Я ехал на своих санях, укутавшись лёгким полушубком, сложив руки на груди, засунув каждую в противоположный рукав. Я лежал в гробу, в совершенно новом гробу, час назад законченном мною в кладбищенском отцовском сарае. Рядом, на обесцветившемся за зиму, сене лежала, сверкающая на солнце, пахучая сосновая крышка. Я лежал в гробу и втягивал носом очаровательный запах живицы. Пахло не только смолой, мокрый снег тоже имел свой особый запах. Пахло и конским навозом, и чуть-чуть сеном, и костром – от старого полушубка. Даже небо, казалось, пахнет – солнце залезало лучиком в нос и заставляло чихнуть. Перепархивающие в небе птицы – жаворонки уже, что ли? – щекотали тенью лицо – я снова вспоминал, как меня утирал отец. Лицо моё невольно растягивалось в улыбке, глаза закрывались. Лошадка шла ровно и неторопливо, под длинной льняной чёлкой угадывались мутноватые, уже плохо видящие, но умные, всё в лошадиной жизни узнавшие и всё простившие, глаза. Я мог быть совершенно спокоен за неё и за себя. Она довезёт куда надо. Разве что, постоит полчасика на том самом месте, где у нас всегда бывают заторы – ну, передохнёт. И я посплю. Отчего бы не поспать? – на этом солнце так и размаривает – чай, не замёрзну.

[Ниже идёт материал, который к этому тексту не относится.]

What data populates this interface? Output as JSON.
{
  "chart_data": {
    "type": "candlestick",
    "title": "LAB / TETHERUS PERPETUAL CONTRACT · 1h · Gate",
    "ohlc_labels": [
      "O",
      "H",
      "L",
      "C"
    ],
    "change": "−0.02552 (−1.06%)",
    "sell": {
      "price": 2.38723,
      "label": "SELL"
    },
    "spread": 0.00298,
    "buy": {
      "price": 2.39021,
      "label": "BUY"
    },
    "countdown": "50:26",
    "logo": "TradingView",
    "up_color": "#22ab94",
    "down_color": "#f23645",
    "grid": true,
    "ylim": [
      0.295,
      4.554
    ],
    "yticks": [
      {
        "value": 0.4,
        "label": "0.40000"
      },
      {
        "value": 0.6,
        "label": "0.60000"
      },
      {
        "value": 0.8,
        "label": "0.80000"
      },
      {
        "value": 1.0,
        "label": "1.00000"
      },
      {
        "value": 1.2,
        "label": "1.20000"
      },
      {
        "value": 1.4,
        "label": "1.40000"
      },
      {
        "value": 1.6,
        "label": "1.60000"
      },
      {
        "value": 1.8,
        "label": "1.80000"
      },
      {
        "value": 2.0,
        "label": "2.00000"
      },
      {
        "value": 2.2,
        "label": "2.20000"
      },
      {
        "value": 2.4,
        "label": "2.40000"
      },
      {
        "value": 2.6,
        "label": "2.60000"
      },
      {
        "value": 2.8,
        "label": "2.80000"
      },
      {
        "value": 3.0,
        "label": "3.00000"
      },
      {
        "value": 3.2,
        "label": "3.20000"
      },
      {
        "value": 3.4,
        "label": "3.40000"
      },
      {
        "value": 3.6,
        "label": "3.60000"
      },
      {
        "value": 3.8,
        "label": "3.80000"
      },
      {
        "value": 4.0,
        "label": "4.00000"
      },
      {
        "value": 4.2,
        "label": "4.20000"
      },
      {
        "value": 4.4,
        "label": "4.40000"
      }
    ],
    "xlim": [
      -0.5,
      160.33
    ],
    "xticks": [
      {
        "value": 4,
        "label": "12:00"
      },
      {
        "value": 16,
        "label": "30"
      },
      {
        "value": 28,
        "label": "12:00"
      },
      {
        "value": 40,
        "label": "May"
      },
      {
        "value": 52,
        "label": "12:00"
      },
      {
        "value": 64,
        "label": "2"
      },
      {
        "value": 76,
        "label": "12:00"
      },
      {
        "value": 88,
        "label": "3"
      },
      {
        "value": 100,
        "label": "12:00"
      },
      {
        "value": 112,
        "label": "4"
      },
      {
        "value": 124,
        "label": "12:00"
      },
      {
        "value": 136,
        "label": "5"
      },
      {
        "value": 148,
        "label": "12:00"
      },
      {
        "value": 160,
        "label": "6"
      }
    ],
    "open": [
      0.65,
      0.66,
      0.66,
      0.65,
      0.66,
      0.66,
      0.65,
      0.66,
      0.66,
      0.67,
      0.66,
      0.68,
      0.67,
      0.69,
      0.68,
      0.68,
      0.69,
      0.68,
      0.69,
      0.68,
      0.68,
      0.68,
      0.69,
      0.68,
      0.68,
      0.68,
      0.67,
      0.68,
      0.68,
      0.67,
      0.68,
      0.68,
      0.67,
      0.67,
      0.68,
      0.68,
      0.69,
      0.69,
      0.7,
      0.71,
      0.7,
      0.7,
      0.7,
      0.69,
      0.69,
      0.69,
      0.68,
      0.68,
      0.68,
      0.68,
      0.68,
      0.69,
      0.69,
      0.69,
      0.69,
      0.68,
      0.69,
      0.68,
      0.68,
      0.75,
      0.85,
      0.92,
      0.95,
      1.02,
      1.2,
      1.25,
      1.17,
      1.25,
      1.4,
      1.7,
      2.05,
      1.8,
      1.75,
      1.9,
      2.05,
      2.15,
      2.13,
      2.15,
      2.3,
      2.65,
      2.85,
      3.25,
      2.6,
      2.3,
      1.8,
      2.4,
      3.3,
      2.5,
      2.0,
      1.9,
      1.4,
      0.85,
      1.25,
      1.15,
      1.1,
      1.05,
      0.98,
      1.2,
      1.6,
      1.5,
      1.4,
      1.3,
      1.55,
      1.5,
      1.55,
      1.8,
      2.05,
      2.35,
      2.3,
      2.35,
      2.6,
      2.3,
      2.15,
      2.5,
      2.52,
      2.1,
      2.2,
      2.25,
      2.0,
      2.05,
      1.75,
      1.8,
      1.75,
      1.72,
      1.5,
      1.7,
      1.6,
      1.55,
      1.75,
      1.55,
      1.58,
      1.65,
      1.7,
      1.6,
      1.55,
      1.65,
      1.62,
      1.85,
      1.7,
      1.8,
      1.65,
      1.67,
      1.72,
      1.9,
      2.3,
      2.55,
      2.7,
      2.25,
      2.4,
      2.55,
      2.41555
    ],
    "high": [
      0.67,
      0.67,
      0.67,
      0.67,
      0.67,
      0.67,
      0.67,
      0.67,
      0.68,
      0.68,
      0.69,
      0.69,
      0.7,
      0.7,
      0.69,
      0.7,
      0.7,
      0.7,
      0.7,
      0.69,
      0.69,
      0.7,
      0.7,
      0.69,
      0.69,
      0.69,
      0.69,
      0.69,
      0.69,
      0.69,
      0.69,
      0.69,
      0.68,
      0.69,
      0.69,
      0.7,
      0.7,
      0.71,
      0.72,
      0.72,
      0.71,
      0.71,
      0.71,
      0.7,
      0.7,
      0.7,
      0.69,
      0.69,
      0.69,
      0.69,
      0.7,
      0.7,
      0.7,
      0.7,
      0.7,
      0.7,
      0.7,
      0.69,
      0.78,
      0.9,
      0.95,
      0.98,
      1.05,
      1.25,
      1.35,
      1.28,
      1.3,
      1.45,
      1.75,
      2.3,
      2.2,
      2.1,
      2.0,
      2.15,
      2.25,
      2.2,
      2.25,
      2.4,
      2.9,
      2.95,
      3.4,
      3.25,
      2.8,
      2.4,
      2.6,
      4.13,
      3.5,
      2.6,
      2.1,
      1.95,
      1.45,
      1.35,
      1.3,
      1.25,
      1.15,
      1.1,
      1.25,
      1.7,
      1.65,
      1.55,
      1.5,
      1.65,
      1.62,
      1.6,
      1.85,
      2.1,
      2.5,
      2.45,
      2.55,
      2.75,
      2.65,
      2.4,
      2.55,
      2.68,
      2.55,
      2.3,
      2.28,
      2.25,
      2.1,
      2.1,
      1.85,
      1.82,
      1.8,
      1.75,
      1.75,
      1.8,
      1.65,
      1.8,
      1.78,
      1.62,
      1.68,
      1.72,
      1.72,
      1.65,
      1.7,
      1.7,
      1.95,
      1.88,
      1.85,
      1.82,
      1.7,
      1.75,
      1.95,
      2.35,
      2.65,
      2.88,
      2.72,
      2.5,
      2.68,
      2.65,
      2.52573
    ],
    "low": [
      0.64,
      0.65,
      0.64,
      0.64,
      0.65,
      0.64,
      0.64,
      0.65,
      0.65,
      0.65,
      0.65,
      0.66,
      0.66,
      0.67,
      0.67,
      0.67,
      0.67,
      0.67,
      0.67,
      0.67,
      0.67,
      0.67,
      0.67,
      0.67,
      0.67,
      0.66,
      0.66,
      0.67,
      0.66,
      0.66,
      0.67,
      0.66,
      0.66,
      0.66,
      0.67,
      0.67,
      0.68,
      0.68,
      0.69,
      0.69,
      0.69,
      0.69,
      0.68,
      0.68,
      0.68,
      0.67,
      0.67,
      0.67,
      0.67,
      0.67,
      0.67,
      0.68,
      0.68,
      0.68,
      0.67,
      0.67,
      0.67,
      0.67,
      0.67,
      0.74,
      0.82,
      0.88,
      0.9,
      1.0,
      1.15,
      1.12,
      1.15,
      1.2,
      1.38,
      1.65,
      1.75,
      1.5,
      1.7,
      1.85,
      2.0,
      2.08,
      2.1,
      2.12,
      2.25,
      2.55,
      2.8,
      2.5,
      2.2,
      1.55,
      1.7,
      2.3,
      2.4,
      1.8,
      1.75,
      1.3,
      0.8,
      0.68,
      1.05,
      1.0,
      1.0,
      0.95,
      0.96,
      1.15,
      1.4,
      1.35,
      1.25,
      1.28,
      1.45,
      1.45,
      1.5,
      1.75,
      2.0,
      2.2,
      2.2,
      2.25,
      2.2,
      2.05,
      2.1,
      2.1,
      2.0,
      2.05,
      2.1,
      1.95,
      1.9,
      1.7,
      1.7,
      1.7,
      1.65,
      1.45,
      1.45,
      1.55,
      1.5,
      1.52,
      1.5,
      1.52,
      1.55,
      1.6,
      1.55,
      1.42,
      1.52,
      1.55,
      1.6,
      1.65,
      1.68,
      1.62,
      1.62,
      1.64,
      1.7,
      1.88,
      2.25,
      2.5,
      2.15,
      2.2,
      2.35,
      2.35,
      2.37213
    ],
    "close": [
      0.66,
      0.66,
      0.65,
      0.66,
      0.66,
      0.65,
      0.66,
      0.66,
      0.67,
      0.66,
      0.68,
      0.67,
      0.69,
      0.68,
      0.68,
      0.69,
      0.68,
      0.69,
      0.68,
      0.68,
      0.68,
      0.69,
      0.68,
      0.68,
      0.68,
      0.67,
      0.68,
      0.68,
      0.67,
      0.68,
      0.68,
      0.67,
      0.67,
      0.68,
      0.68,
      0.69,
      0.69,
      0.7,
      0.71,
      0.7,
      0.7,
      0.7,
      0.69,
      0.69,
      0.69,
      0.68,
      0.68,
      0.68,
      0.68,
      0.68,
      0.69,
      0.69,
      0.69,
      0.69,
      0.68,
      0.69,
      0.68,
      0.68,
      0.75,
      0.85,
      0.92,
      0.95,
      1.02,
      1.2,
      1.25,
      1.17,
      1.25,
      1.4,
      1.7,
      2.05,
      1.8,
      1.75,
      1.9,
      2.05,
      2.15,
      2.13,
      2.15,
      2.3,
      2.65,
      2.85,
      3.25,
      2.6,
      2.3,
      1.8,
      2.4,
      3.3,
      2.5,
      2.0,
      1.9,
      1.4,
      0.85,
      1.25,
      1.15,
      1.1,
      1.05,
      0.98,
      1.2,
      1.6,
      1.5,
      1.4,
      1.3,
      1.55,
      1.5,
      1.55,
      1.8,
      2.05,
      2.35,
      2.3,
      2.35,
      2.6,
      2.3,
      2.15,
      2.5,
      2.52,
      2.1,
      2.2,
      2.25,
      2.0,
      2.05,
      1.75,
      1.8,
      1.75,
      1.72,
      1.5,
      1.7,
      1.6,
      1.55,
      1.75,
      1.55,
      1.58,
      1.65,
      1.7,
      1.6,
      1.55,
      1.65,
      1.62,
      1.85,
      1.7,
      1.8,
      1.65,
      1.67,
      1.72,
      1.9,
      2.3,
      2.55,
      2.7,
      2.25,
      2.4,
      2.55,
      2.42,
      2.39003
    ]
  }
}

    Не я первый придумал эту моду ездить домой в гробу. Не у меня одного отец занимался подобным промыслом. Ещё в самом раннем детстве я наблюдал мальчишек, которые лихо скользили нам навстречу с ослепительно сияющих снеговых гор. У каждого на санках было по гробу. Некоторые сидели в этих гробах, другие лежали – и на спине, и боком, и на животе – кому как удобно или кто как хотел выпендриться. Некоторые тащили санки с гробом за собой на верёвочке. Других везли лошади. В то время в посёлке как раз, кажется, был особенно массовый замор, так что и гробы требовались в массе. И вот все сыновья гробовщиков и катафальщиков, все дружки этих сыновей с удовольствием помогали доставлять изделия по адресам. Большинство гробовых мастерских было расположено рядом с лесопилкой, а значит и рядом с кладбищем. Мой отец почему-то долго держался особняком и делал свои гробы в посёлке – может, мать не хотела, чтобы он отдалялся от дома? – но потом и она не сумела его удержать.

Пока же мастерская у отца была рядом с домом, ещё чаще чем на похороны, нам приходилось ездить в сторону кладбища за материалом. Впрочем, отец брал меня не всегда, а только когда был в хорошем настроении. А в хорошем настроении он бывал после того, как ему хорошо заплатят. Тогда он себе и выпить позволял и сына-неженку на санях покатать.